Christiane Schwieren and Doris Weichselbaumer found out by having 33 men and 32 women at the Universitat Pompeu Fabra in Barcelona spend 30 minutes completing on-screen mazes. Crucially, half the students were paid according to how many mazes they completed whereas the half in the ‘highly competitive’ condition were only paid per maze if they were the top performer in their group of six students.
The students in the highly competitive condition narrowed their eyes, rolled up their sleeves, focused their minds and cheated. That’s right, the students playing under the more competitive prize rules didn’t complete any more mazes than students in the control group, they just cheated more.

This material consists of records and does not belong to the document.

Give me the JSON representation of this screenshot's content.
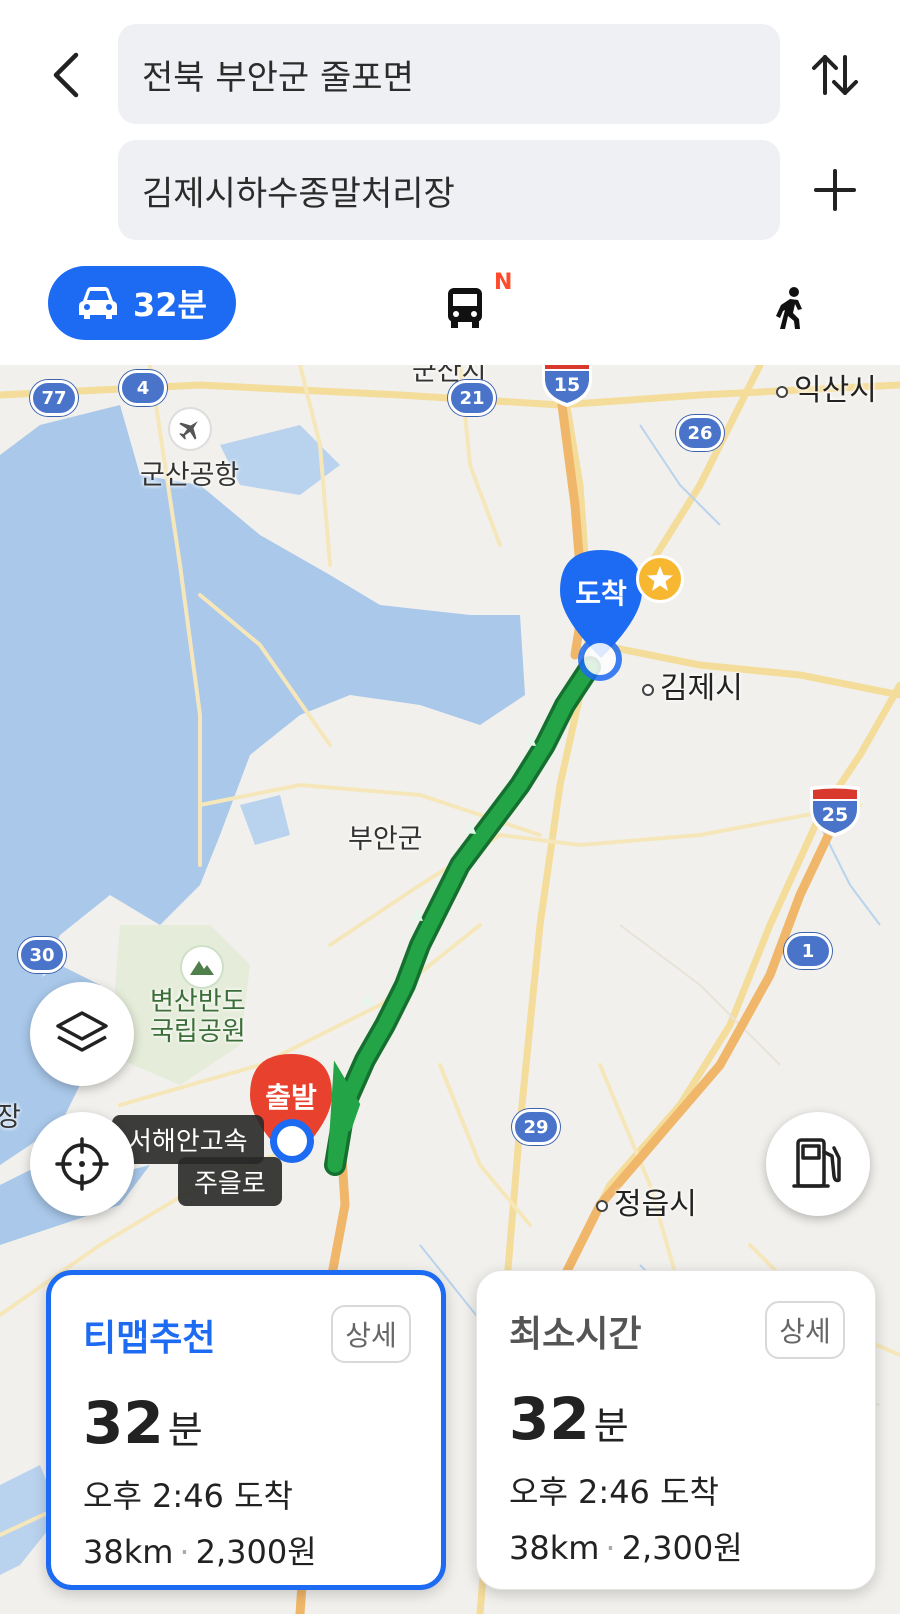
{
  "search": {
    "origin": "전북 부안군 줄포면",
    "destination": "김제시하수종말처리장"
  },
  "modes": {
    "car_time": "32분",
    "bus_badge": "N"
  },
  "map": {
    "places": {
      "iksan": "익산시",
      "gunsan_airport": "군산공항",
      "gimje": "김제시",
      "buan": "부안군",
      "byeonsan": "변산반도",
      "national_park": "국립공원",
      "jeongeup": "정읍시",
      "partial_top": "군산시",
      "partial_left": "장"
    },
    "road_shields": [
      "77",
      "4",
      "21",
      "26",
      "30",
      "1",
      "29"
    ],
    "highways": [
      "15",
      "25"
    ],
    "road_names": {
      "seohaean_partial": "서해안고속",
      "juel_ro": "주을로"
    },
    "pins": {
      "destination": "도착",
      "origin": "출발"
    }
  },
  "routes": [
    {
      "title": "티맵추천",
      "detail": "상세",
      "time_value": "32",
      "time_unit": "분",
      "arrival": "오후 2:46 도착",
      "distance": "38km",
      "fare": "2,300원"
    },
    {
      "title": "최소시간",
      "detail": "상세",
      "time_value": "32",
      "time_unit": "분",
      "arrival": "오후 2:46 도착",
      "distance": "38km",
      "fare": "2,300원"
    }
  ],
  "colors": {
    "accent": "#1d6bf3",
    "route": "#22a447",
    "origin_pin": "#e8412e",
    "dest_pin": "#1d6bf3",
    "water": "#a9c8ea"
  }
}
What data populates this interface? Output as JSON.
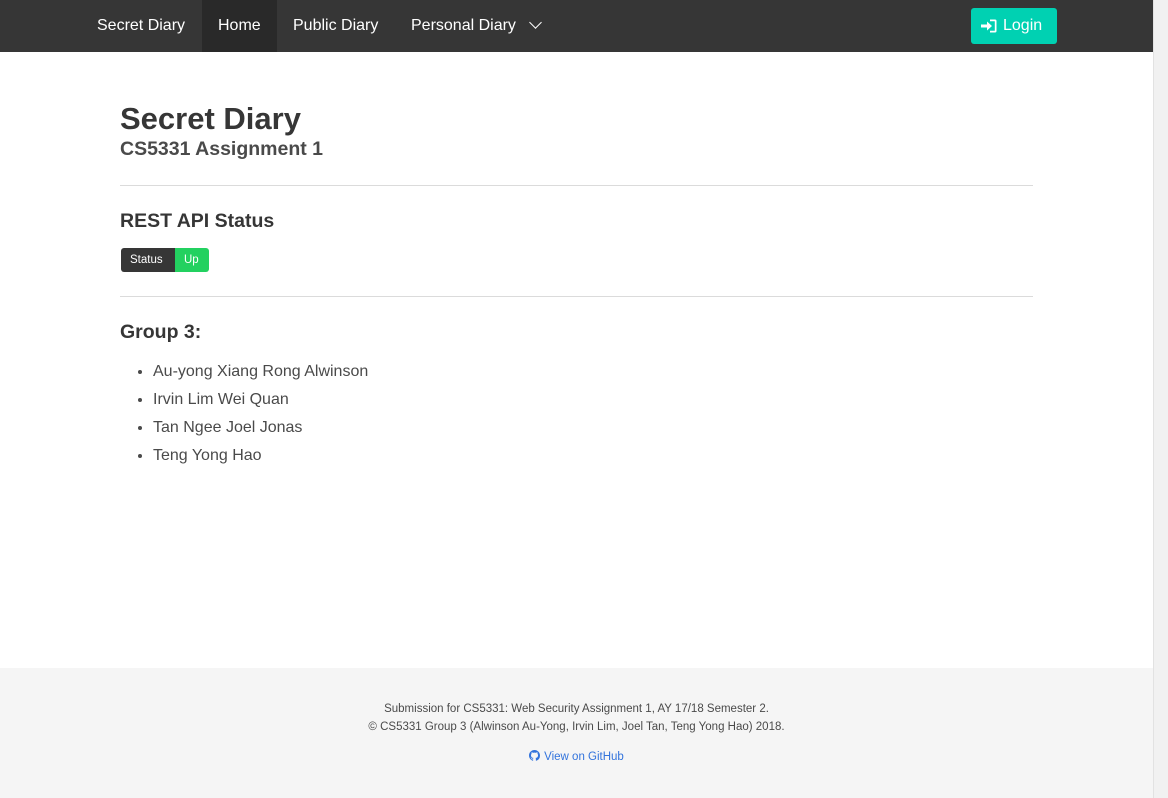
{
  "navbar": {
    "brand": "Secret Diary",
    "items": [
      {
        "label": "Home",
        "active": true
      },
      {
        "label": "Public Diary"
      },
      {
        "label": "Personal Diary"
      }
    ],
    "login_label": "Login",
    "login_icon": "sign-in-icon",
    "dropdown_icon": "chevron-down-icon"
  },
  "main": {
    "title": "Secret Diary",
    "subtitle": "CS5331 Assignment 1",
    "api_status": {
      "heading": "REST API Status",
      "badge_key": "Status",
      "badge_value": "Up"
    },
    "group": {
      "heading": "Group 3:",
      "members": [
        "Au-yong Xiang Rong Alwinson",
        "Irvin Lim Wei Quan",
        "Tan Ngee Joel Jonas",
        "Teng Yong Hao"
      ]
    }
  },
  "footer": {
    "line1": "Submission for CS5331: Web Security Assignment 1, AY 17/18 Semester 2.",
    "line2": "© CS5331 Group 3 (Alwinson Au-Yong, Irvin Lim, Joel Tan, Teng Yong Hao) 2018.",
    "github_label": "View on GitHub",
    "github_icon": "github-icon"
  },
  "colors": {
    "navbar_bg": "#363636",
    "active_nav_bg": "#292929",
    "login_button": "#00d1b2",
    "badge_key_bg": "#363636",
    "badge_up_bg": "#23d160",
    "link": "#3273dc",
    "footer_bg": "#f5f5f5"
  }
}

Reading this reminded me of the work of Yale University researcher Stanley Milgram. His most famous book is called Obedience, which details experiments that revealed 65 percent of his subjects were willing to give 450-volt electric shocks to innocent people crying out in pain, simply because a scientific authority told them to do so.
Milgram concluded, “The social psychology of this century reveals a major lesson: often it is not so much the kind of person a man is as the kind of situation in which he finds himself that determines how he will act.”
Were the people who gave the electric shocks sadistic people? Were the people who cheated in the maze study above immoral folks? I don’t think so.
Similarly, kids who fall asleep in class, who don’t do their homework, and who take the bathroom pass and spend the class period roaming the halls—these aren’t bad kids. And don’t think for a minute that they don’t want to learn. They are, like Milgram suggests, products of their environment.
When you tell kids to study in order to get a good grade, you’re cultivating an environment in which external rewards are more important than learning.
When you tell kids to study so they can get into a good college, you’re cultivating an environment in which the future is more important than the present.
When you tell kids they need to ask permission to use the bathroom, you’re cultivating an environment that encourages them to look always to authority figures for what to do.
Transforming our schools has almost nothing to do with curriculum, and almost everything to do with the environments we create for kids.